Draw a data-flow diagram with trust boundaries: browser → API → orchestrator → model → tools → third parties.

2. List assets worth protecting

Examples:

  • User prompts and conversation history (may contain secrets).
  • API keys and service credentials held by the orchestrator or tools.
  • Integrity of decisions (fraud, safety, medical/financial advice).
  • Availability of the service and cost (token spend).

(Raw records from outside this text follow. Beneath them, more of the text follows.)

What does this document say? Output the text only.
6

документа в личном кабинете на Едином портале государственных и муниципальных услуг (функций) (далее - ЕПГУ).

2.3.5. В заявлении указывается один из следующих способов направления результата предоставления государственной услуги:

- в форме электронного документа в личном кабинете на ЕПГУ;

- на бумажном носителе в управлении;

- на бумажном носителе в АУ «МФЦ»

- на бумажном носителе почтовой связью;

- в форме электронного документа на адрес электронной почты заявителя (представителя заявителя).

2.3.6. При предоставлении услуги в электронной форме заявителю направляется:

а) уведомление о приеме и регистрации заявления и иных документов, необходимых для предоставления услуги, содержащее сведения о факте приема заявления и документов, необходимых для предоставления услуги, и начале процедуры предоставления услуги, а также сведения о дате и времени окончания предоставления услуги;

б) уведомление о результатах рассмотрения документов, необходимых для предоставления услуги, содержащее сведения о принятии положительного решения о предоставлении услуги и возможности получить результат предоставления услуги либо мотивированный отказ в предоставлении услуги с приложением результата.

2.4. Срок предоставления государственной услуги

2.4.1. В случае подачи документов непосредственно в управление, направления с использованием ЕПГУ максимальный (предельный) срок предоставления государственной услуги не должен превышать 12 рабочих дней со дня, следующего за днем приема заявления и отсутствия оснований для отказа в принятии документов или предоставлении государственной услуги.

3. Identify attacker entry points

EntryTypical abuse
Direct user messagePrompt injection, jailbreaks, extraction of system prompt.
Retrieved documents / web fetchIndirect injection; poisoned content steers answers or tools.
Tool/plugin parametersModel supplies malicious URLs, IDs, or commands.
Multimodal inputsInstructions hidden in images or attachments.
Admin or support contentIf pasted into prompts without isolation, becomes “trusted” wrongly.

4. STRIDE-style prompts (LLM-flavored)

Use STRIDE as a prompt list, not a rigid form:

  • Spoofing — Can someone act as another tenant or user via model-supplied IDs?
  • Tampering — Can retrieved text or tool results be altered before the model sees them?
  • Repudiation — Are tool calls and prompts logged with correlation IDs for incidents?
  • Information disclosure — Leaks via answers, logs, support exports, embeddings?
  • Denial of service — Large inputs, tool loops, or API spam (LLM10)?
  • Elevation of privilege — Can a user trigger admin-only tools via prompt injection?

5. Tie findings to tests and controls

For each finding, assign:

  • Risk rating (impact × likelihood) using your org’s scale.
  • Test — Example attack narrative or automated case.
  • Control — E.g. narrow tools, server-side authorization, sandboxing, rate limits, human approval (Human-in-the-loop).

6. Keep the model fresh

Threat models decay: new tools, new data sources, and model upgrades change behavior. Re-run when you change system prompts, tool schemas, retrieval corpora, or integrations.